Не выходя из машины, она заказала через окно полдюжины горячих глазированных пончиков, пакет молока и самую большую порцию кофе. Припарковалась на стоянке и в один присест слопала три липких пончика, после чего откинулась на спинку сиденья. Во рту было сладко-маслянисто; на небе разгорался новый день. А если не думать ни о ком, кроме самой себя? Если день за днем делать только то, что хочется, и только тогда, когда хочется?
Она эгоистка. До мозга костей.
Анджелина перевернулась на другой бок и сбросила одеяло. Она любит их всех. И не в силах понять, отчего ей так хочется побыть одной.
Заныли ноги. Анджелина потянулась к икре и растерла ее. Вчера она провела в спортзале, на беговой дорожке, несколько часов. Несколько. Часов! Шаг за шагом. Она сказала себе то же, что говорила Люси.
Пришла Надин – без Фрэнсиса, который вернулся на работу. Когда они бок о бок занимались на соседних дорожках, Анджелина спросила у нее, рада ли она, что сегодня оказалась здесь одна. Надин с воодушевлением кивнула. А потом добавила, что, когда муж рядом, она тоже рада. Похоже, эта женщина принимала жизнь такой, как она есть. Хотя когда-то и переживала из-за того, что у них нет детей. Причина, как подозревала Надин, кроется в наследственности мужа: его брат тоже не сумел обзавестись ребятишками.
Анджелина усвоила множество правил Уилла: она не регулировала яркость света после того, как муж к ней привыкал; не смотрела телевизор в постели; никогда не звала дочерей в спальню для вечерних посиделок, как бывало в ее детстве; никогда не просила Уилла о том, что могла сделать сама. Ее лицо пылало. Тело разогрелось, словно кухонная плита. Ей порой не удавалось понять, где заканчивалась она и начинался Уилл. Может, ей тоже больше не нравится смотреть телевизор в постели?!
Анджелина легла на спину и уставилась в темный потолок, который, казалось, становился все ближе. Все эти чихи, на которые обязательно нужно отвечать «Будь здоров», все эти глубокомысленные предложения, требующие ответа, зевки, жевание, хрумканье. Она заурядна, ничтожна и не в силах подняться над мелочами.

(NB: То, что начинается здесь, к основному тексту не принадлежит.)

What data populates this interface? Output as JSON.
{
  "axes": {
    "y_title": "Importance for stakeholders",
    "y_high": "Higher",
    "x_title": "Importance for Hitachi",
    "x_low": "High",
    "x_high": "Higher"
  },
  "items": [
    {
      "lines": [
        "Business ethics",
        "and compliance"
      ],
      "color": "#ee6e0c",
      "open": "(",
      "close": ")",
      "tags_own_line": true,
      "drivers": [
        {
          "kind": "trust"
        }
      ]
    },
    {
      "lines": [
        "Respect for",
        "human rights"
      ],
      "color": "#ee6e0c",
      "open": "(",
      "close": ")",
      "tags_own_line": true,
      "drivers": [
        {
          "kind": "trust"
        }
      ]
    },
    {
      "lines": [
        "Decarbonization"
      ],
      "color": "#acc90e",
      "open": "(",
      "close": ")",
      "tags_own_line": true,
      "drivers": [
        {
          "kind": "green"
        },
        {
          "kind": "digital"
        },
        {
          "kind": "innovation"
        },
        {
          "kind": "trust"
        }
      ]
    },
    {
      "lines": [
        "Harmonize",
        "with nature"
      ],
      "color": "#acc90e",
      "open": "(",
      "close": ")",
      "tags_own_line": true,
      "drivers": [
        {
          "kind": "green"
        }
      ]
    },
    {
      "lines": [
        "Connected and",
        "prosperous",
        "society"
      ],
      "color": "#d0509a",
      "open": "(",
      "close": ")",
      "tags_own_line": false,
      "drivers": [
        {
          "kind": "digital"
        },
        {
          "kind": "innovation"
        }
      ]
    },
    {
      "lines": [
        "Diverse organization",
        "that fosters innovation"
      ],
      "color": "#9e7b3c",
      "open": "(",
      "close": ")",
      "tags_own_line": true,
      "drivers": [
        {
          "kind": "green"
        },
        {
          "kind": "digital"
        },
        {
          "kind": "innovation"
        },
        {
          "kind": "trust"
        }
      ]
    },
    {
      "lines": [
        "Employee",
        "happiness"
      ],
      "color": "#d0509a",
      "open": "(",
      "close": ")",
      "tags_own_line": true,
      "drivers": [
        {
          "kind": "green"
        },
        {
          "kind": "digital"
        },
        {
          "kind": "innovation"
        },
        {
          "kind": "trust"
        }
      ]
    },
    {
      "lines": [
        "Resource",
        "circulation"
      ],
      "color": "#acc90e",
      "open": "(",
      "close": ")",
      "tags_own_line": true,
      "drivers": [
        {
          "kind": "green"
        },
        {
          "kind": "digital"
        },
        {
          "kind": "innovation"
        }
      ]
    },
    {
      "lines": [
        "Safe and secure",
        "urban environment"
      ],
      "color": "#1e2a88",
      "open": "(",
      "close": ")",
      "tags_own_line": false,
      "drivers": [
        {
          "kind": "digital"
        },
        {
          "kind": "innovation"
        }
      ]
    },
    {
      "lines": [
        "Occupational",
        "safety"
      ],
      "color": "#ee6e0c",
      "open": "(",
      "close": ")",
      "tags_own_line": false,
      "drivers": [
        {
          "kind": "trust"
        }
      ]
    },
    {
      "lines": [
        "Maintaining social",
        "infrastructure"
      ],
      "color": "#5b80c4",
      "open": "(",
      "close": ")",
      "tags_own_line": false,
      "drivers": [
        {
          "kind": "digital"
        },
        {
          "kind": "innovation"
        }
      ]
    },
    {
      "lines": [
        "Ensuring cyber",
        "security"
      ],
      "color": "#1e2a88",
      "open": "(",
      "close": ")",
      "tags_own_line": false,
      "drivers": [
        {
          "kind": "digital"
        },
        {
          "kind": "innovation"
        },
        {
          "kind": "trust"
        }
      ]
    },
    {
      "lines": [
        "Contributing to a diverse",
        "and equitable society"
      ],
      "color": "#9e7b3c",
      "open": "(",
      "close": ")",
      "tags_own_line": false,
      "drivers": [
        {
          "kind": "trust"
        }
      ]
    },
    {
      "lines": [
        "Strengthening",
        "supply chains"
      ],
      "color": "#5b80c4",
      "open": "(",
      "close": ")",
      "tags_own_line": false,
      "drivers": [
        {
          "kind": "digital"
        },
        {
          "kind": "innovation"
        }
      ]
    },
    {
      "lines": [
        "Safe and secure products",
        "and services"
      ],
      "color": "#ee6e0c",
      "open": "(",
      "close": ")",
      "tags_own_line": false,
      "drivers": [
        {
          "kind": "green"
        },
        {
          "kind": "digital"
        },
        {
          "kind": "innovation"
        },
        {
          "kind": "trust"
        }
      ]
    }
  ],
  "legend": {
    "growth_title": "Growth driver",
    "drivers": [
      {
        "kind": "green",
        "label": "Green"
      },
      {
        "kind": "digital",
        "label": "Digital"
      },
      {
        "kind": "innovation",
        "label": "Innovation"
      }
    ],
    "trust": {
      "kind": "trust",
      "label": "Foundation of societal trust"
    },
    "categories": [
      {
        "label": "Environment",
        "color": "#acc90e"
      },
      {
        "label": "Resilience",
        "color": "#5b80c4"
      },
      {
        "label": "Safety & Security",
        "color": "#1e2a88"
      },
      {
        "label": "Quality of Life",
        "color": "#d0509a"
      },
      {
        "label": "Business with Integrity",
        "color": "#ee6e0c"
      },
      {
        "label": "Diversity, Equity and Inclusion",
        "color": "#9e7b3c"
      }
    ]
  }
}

Открыв глаза, Анджелина натянула на себя одеяло. Она хотела ощутить его тепло и вес, но словно очутилась в коконе. Простыня зацепилась за ноготь большого пальца ноги и натянулась. А если бы не было ни дома, ни правил, ни рамок? Анджелина снова сбросила одеяло. Дочери способны сами о себе позаботиться. Уилл тоже. Она не увиливает от своего долга. Но, в сущности, всех домочадцев вполне можно предоставить самим себе. Получается, ей либо не хватает смелости, чтобы уйти, либо это вовсе не то, о чем она мечтает.
Глава 28
С отъездом Уилла на футбольный матч в Афины дом впервые за десять дней опустел. Анджелина сидела за обеденным столом, уставившись на буфет – больше в комнате ничего не было, – потом созерцая оловянные подставки для бокалов и шелковые цветы розовых оттенков, повторявшихся в умиротворяющем пейзаже позади них. Фарфор и хрусталь были заперты в угловой кладовке. Просторная комната. Ничья и
Сбоку находился небольшой холл с лестницей, уходившей наверх, и дверью, которая вела на улицу. В то утро, когда Анджелина разделась донага, она могла думать только о будущем. Столь непохожем на то утро. И даже воздух тогда казался ей другим – разреженным, колким.

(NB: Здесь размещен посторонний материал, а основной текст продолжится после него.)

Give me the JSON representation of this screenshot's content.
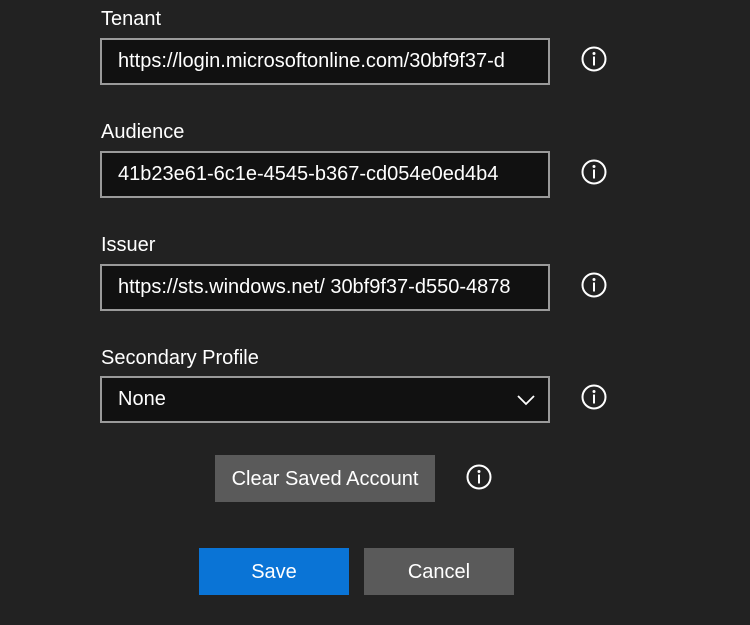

Она стояла в этой самой комнате, перед этими самыми окнами совершенно нагая, опасаясь, что ее увидят, пытаясь набраться смелости и открыто явить себя миру. Для этого опять-таки требовалась смелость.
Через неделю Хеллоуин. Через четыре с половиной недели вся семья соберется за этим столом на День благодарения. Анджелина вышла из столовой. На кухне налила себе новую чашку кофе, не ощутив никакой готовности исполнить указания из Уилловой записки. Выдвинула ящик, куда недавно перенесла кое-какие канцелярские принадлежности сверху, из «телефонной кабинки», и достала неиспользованный блокнот на спирали. Сев за стол, занесла ручку над разлинованным листом, и, когда стержень коснулся бумаги, получилось слово «НО». Прописными буквами. И всё. Только Н и О. Анджелина уставилась на эти две буквы. Они никогда не возглавляют предложение, а ставятся в середине. Или в начале ответа. «Но…» «Тогда…» «Значит…» Она уже забыла, каково это – самой начинать предложение.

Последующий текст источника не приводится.